Красавчик не сечет, кого, чего касаются претензии в столь неестественно холодном голосе; Красавчику такой голос знаком по составлению протоколов в полиции, и он ему очень не нравится.
— Что откуда?
— Откуда у тебя часы?
Ах вот оно что — его интересует недавно надыбанная побрякушка, старые советские часы, которые Красавчик снял с руки отделанного им типа только потому, что когда-то точно такие же дед подарил ему на первое причастие; дед был единственным человечным человеком во всей его гребаной семейке, только на его похоронах плакал Красавчик, а на могиле отца, этого старого хрена, он даже и не был, и не будет, достаточно и того, что мать там горькие слезы горькой заливает, а потом, заблеванная, засыпает на надгробной плите и ночью, когда ее похмелье разбудит, ревом своим будит полгорода, потому что выбраться с кладбища для нее проблема; потом люди говорят, что там духи, дети на День Всех Святых туда боятся ходить.
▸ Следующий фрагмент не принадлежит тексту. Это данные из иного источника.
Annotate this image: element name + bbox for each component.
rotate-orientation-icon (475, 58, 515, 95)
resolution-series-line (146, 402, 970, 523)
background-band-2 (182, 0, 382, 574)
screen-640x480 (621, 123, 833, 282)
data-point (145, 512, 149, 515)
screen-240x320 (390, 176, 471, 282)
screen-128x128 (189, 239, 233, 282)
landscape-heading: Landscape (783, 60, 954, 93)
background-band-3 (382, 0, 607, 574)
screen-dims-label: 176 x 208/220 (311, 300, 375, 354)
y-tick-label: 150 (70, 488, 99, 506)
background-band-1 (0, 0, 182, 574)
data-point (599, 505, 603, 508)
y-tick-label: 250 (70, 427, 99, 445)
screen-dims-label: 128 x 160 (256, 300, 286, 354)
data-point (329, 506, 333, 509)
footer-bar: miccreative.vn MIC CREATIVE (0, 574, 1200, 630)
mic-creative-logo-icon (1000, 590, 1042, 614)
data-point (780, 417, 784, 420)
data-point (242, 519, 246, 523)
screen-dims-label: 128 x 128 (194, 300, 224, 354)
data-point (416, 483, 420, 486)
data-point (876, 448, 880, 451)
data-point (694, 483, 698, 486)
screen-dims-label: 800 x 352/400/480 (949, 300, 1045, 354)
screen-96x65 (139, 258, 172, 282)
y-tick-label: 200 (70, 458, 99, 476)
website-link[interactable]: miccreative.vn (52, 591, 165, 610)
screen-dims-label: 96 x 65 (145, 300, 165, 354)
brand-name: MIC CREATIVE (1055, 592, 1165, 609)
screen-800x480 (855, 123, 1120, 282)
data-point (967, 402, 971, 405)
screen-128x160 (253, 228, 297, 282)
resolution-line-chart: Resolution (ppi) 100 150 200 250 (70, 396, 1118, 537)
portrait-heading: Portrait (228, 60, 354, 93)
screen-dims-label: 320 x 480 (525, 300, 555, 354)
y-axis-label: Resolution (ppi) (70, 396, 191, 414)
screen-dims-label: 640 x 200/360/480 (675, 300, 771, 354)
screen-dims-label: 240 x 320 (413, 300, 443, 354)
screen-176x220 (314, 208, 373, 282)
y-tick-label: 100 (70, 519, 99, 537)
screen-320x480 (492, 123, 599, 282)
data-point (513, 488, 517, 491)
Красавчик успел забыть о вчерашнем, подумаешь, событие, он всегда, когда встретится с каким-нибудь фраером, устраивает ему взбучку из принципа, не для корысти, главное, чтобы в городе был порядок, чтобы люди не боялись ходить по улицам, сорняки надо выпалывать, получит такой в морду, хряснет рылом о мостовую, сразу перестанет по пьяни шастать под окнами, шарманку разевать. Часы; да, блин, какого хрена, трогают его, что ль, эти часы?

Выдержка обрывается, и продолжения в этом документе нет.